Introduction: Chronic hepatitis B virus (HBV) infection continues to pose a significant global health burden, and current therapies rarely target the viral covalently closed circular DNA reservoir. Kaempferol (KP), a major flavonoid found in various herbs and plants, exhibits diverse bioactivities, but its potential anti-HBV activity remains unclear. This study aims to investigate the anti-HBV potential of KP and to elucidate its underlying mechanisms. Methods: The HBV-infected Huh7DhNTCP cell, viral stable transfection cell HepG2.2.15, as well as a hydrodynamic injection-based chronic HBV infection mouse model, were established to evaluate the antiviral effects of KP. The levels of HBV RNAs, DNA and proteins were detected using ELISA, western blot, qPCR, immunofluorescence and immunohistochemistry. To investigate the mechanisms, viral promoter activities were assessed via dual-luciferase reporter assays, and relevant transcription factors were validated through qPCR and western blot analysis. Results: KP dose- and time-dependently reduced the levels of viral antigens, RNA, and DNA in vitro, and also significantly lowered viral markers and attenuated HBV-induced hepatic pro-inflammatory cytokines expression in vivo. Furthermore, KP acted in combination with the nucleoside analog entecavir to suppress HBV replication. Mechanistically, KP strongly inhibited the transcriptional activity of the HBV core promoter (Cp), and enhanced the phosphorylation of both extracellular signal-regulated kinase (ERK) and its downstream target forkhead box protein O1 (FOXO1).

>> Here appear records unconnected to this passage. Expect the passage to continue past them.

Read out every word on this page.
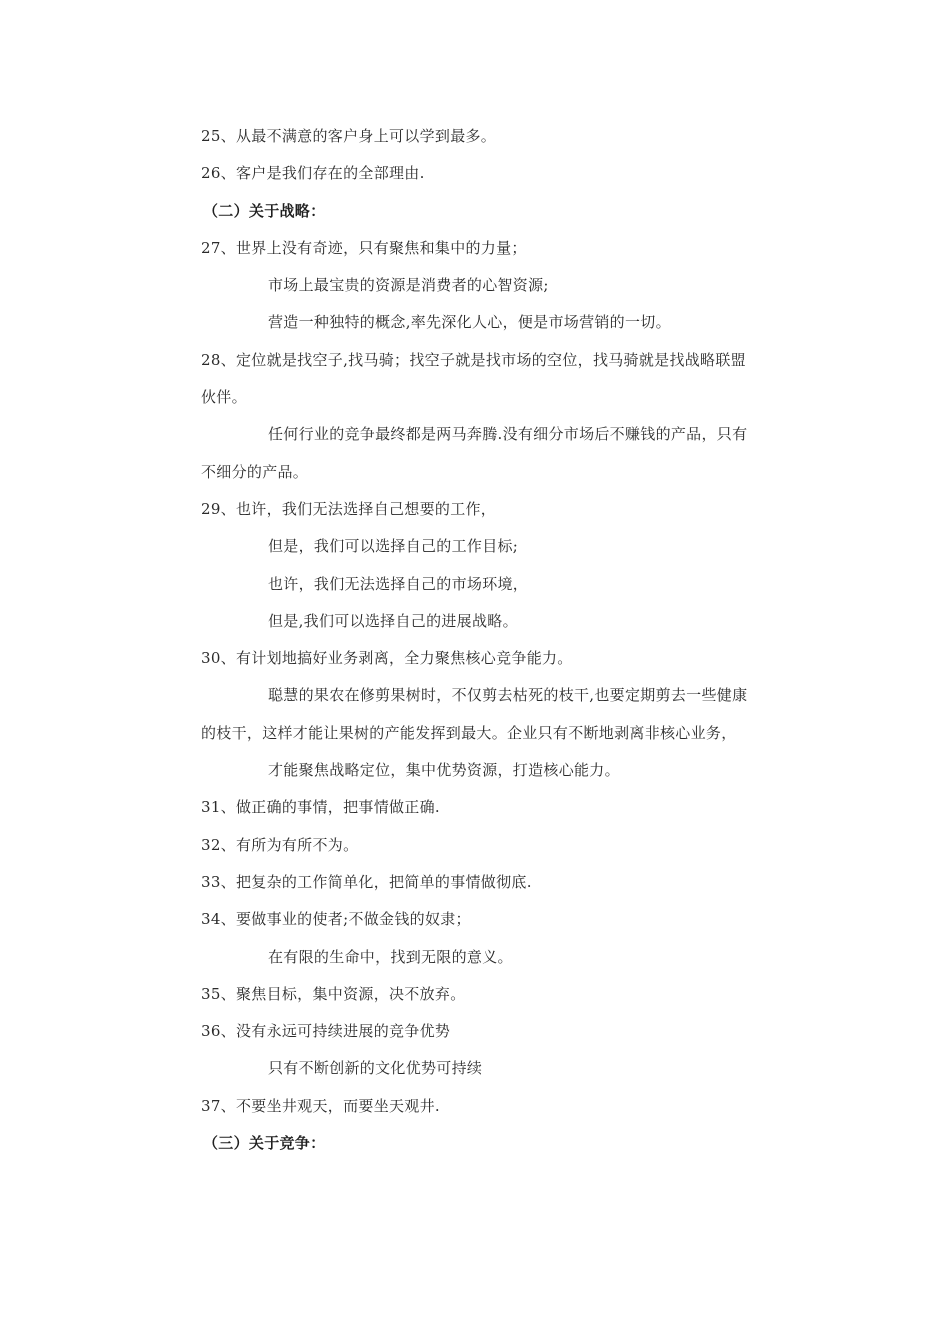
25、从最不满意的客户身上可以学到最多。
26、客户是我们存在的全部理由.
（二）关于战略：
27、世界上没有奇迹，只有聚焦和集中的力量；
市场上最宝贵的资源是消费者的心智资源;
营造一种独特的概念,率先深化人心，便是市场营销的一切。
28、定位就是找空子,找马骑；找空子就是找市场的空位，找马骑就是找战略联盟
伙伴。
任何行业的竞争最终都是两马奔腾.没有细分市场后不赚钱的产品，只有
不细分的产品。
29、也许，我们无法选择自己想要的工作，
但是，我们可以选择自己的工作目标;
也许，我们无法选择自己的市场环境，
但是,我们可以选择自己的进展战略。
30、有计划地搞好业务剥离，全力聚焦核心竞争能力。
聪慧的果农在修剪果树时，不仅剪去枯死的枝干,也要定期剪去一些健康
的枝干，这样才能让果树的产能发挥到最大。企业只有不断地剥离非核心业务，
才能聚焦战略定位，集中优势资源，打造核心能力。
31、做正确的事情，把事情做正确.
32、有所为有所不为。
33、把复杂的工作简单化，把简单的事情做彻底.
34、要做事业的使者;不做金钱的奴隶；
在有限的生命中，找到无限的意义。
35、聚焦目标，集中资源，决不放弃。
36、没有永远可持续进展的竞争优势
只有不断创新的文化优势可持续
37、不要坐井观天，而要坐天观井.
（三）关于竞争：
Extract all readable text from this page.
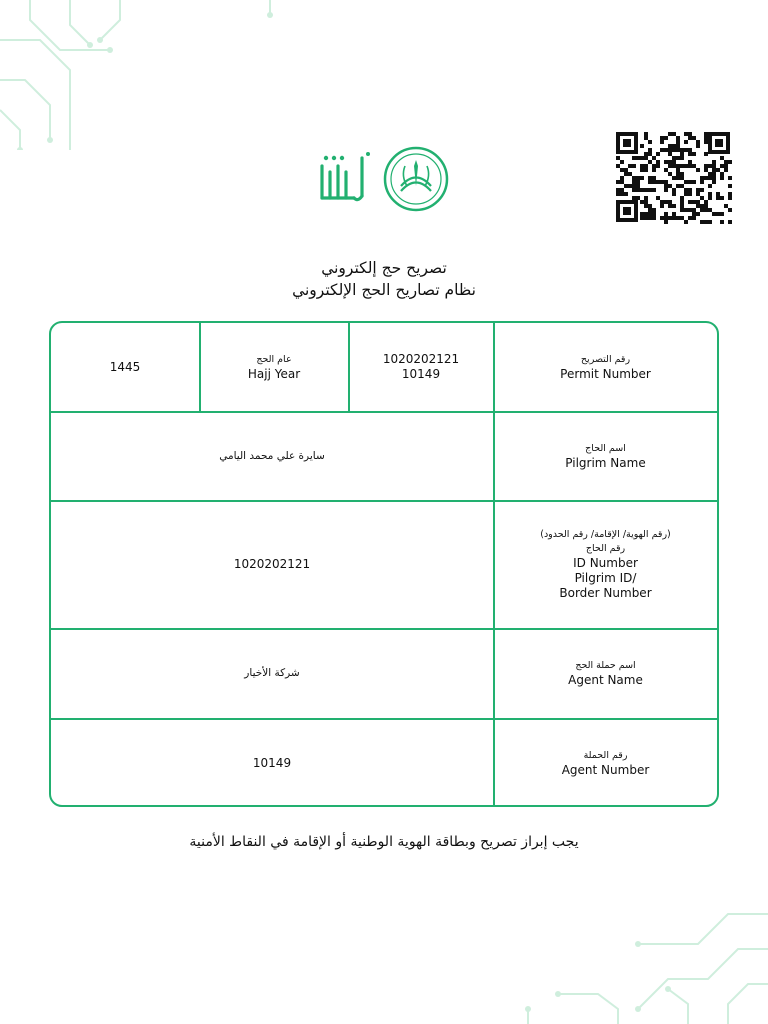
تصريح حج إلكتروني
نظام تصاريح الحج الإلكتروني
1445
عام الحج
Hajj Year
1020202121
10149
رقم التصريح
Permit Number
سايرة علي محمد اليامي
اسم الحاج
Pilgrim Name
1020202121
(رقم الهوية/ الإقامة/ رقم الحدود)
رقم الحاج
ID Number
Pilgrim ID/
Border Number
شركة الأخيار
اسم حملة الحج
Agent Name
10149
رقم الحملة
Agent Number
يجب إبراز تصريح وبطاقة الهوية الوطنية أو الإقامة في النقاط الأمنية
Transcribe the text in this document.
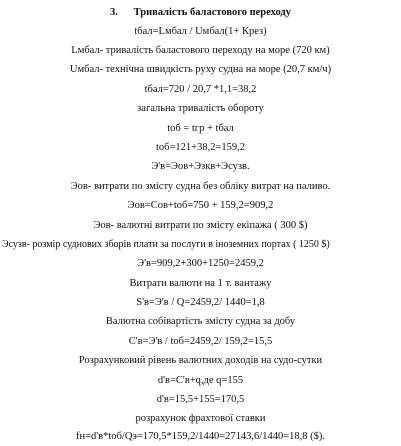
3. Тривалість баластового переходу
tбал=Lмбал / Uмбал(1+ Крез)
Lмбал- тривалість баластового переходу на море (720 км)
Uмбал- технічна швидкість руху судна на море (20,7 км/ч)
tбал=720 / 20,7 *1,1=38,2
загальна тривалість обороту
tоб = tгр + tбал
tоб=121+38,2=159,2
Э'в=Эов+Эзкв+Эсузв.
Эов- витрати по змісту судна без обліку витрат на паливо.
Эов=Сов+tоб=750 + 159,2=909,2
Эов- валютні витрати по змісту екіпажа ( 300 $)
Эсузв- розмір суднових зборів плати за послуги в іноземних портах ( 1250 $)
Э'в=909,2+300+1250=2459,2
Витрати валюти на 1 т. вантажу
S'в=Э'в / Q=2459,2/ 1440=1,8
Валютна собівартість змісту судна за добу
С'в=Э'в / tоб=2459,2/ 159,2=15,5
Розрахунковий рівень валютних доходів на судо-сутки
d'в=C'в+q,де q=155
d'в=15,5+155=170,5
розрахунок фрахтової ставки
fн=d'в*tоб/Qэ=170,5*159,2/1440=27143,6/1440=18,8 ($).
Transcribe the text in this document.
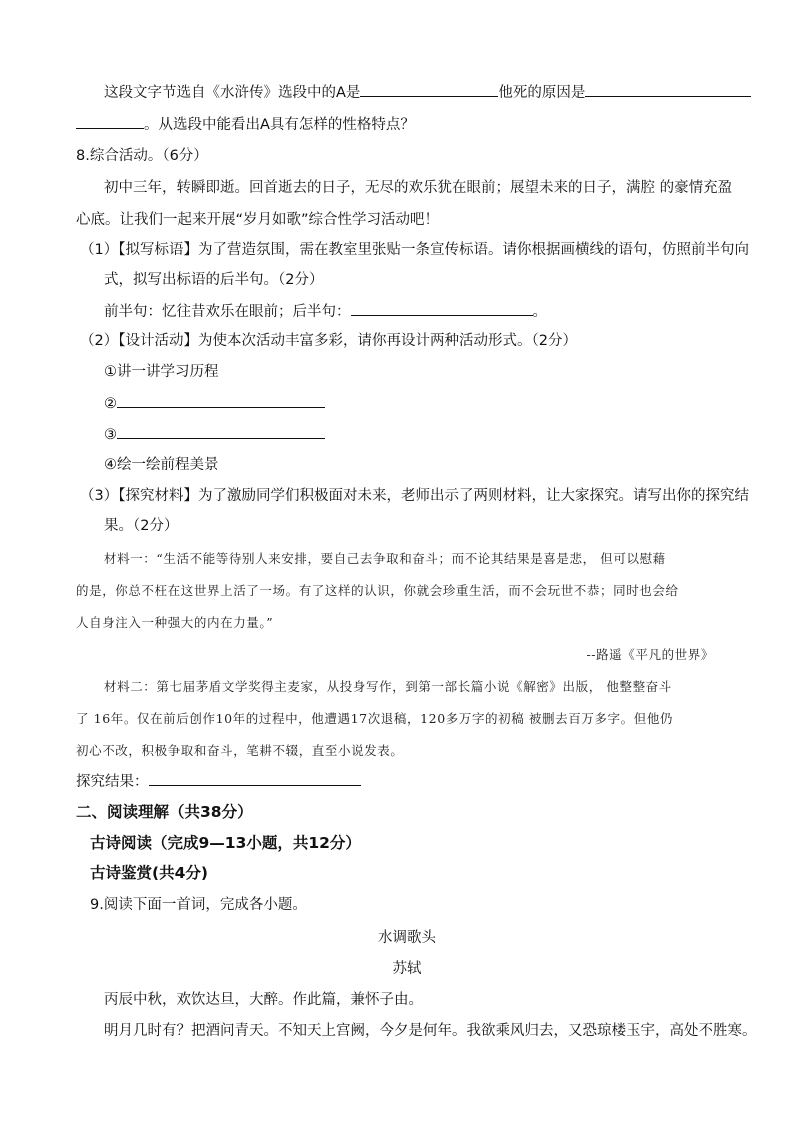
这段文字节选自《水浒传》选段中的A是	他死的原因是
。从选段中能看出A具有怎样的性格特点？
8.综合活动。（6分）
初中三年，转瞬即逝。回首逝去的日子，无尽的欢乐犹在眼前；展望未来的日子，满腔 的豪情充盈
心底。让我们一起来开展“岁月如歌”综合性学习活动吧！
（1）【拟写标语】为了营造氛围，需在教室里张贴一条宣传标语。请你根据画横线的语句，仿照前半句向
式，拟写出标语的后半句。（2分）
前半句：忆往昔欢乐在眼前；后半句：	。
（2）【设计活动】为使本次活动丰富多彩，请你再设计两种活动形式。（2分）
①讲一讲学习历程
②
③
④绘一绘前程美景
（3）【探究材料】为了激励同学们积极面对未来，老师出示了两则材料，让大家探究。请写出你的探究结
果。（2分）
材料一：“生活不能等待别人来安排，要自己去争取和奋斗；而不论其结果是喜是悲， 但可以慰藉
的是，你总不枉在这世界上活了一场。有了这样的认识，你就会珍重生活，而不会玩世不恭；同时也会给
人自身注入一种强大的内在力量。”
--路遥《平凡的世界》
材料二：第七届茅盾文学奖得主麦家，从投身写作，到第一部长篇小说《解密》出版， 他整整奋斗
了 16年。仅在前后创作10年的过程中，他遭遇17次退稿，120多万字的初稿 被删去百万多字。但他仍
初心不改，积极争取和奋斗，笔耕不辍，直至小说发表。
探究结果：
二、阅读理解（共38分）
古诗阅读（完成9—13小题，共12分）
古诗鉴赏(共4分)
9.阅读下面一首词，完成各小题。
水调歌头
苏轼
丙辰中秋，欢饮达旦，大醉。作此篇，兼怀子由。
明月几时有？把酒问青天。不知天上宫阙，今夕是何年。我欲乘风归去，又恐琼楼玉宇，高处不胜寒。
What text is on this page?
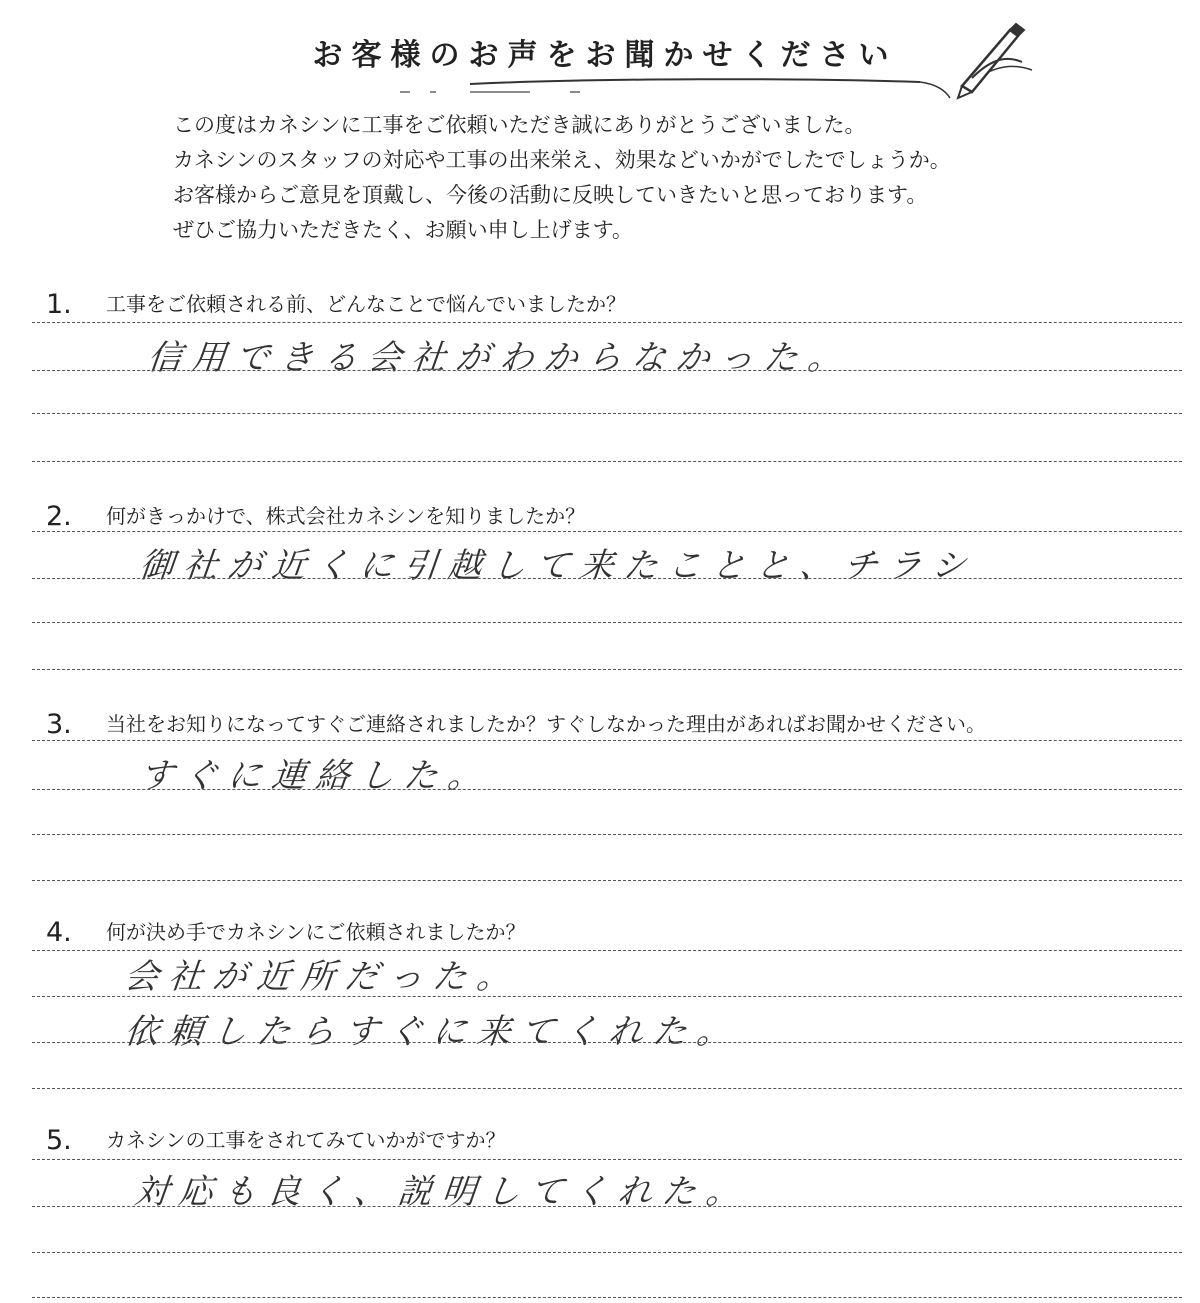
お客様のお声をお聞かせください
この度はカネシンに工事をご依頼いただき誠にありがとうございました。
カネシンのスタッフの対応や工事の出来栄え、効果などいかがでしたでしょうか。
お客様からご意見を頂戴し、今後の活動に反映していきたいと思っております。
ぜひご協力いただきたく、お願い申し上げます。
1. 工事をご依頼される前、どんなことで悩んでいましたか？
信用できる会社がわからなかった。
2. 何がきっかけで、株式会社カネシンを知りましたか？
御社が近くに引越して来たことと、チラシ
3. 当社をお知りになってすぐご連絡されましたか？すぐしなかった理由があればお聞かせください。
すぐに連絡した。
4. 何が決め手でカネシンにご依頼されましたか？
会社が近所だった。
依頼したらすぐに来てくれた。
5. カネシンの工事をされてみていかがですか？
対応も良く、説明してくれた。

Importantly, the ERK-specific inhibitor U0126 completely abolished the antiviral effects of KP, confirming that its antiviral activity depended on the ERK/FOXO1 pathway. Discussion: Collectively, our results indicate that KP activates ERK-dependent FOXO1 phosphorylation, leading to transcriptional repression of the HBV Cp and thereby suppression of viral replication. These findings identify KP as a potential candidate for developing novel therapeutics against chronic HBV infection.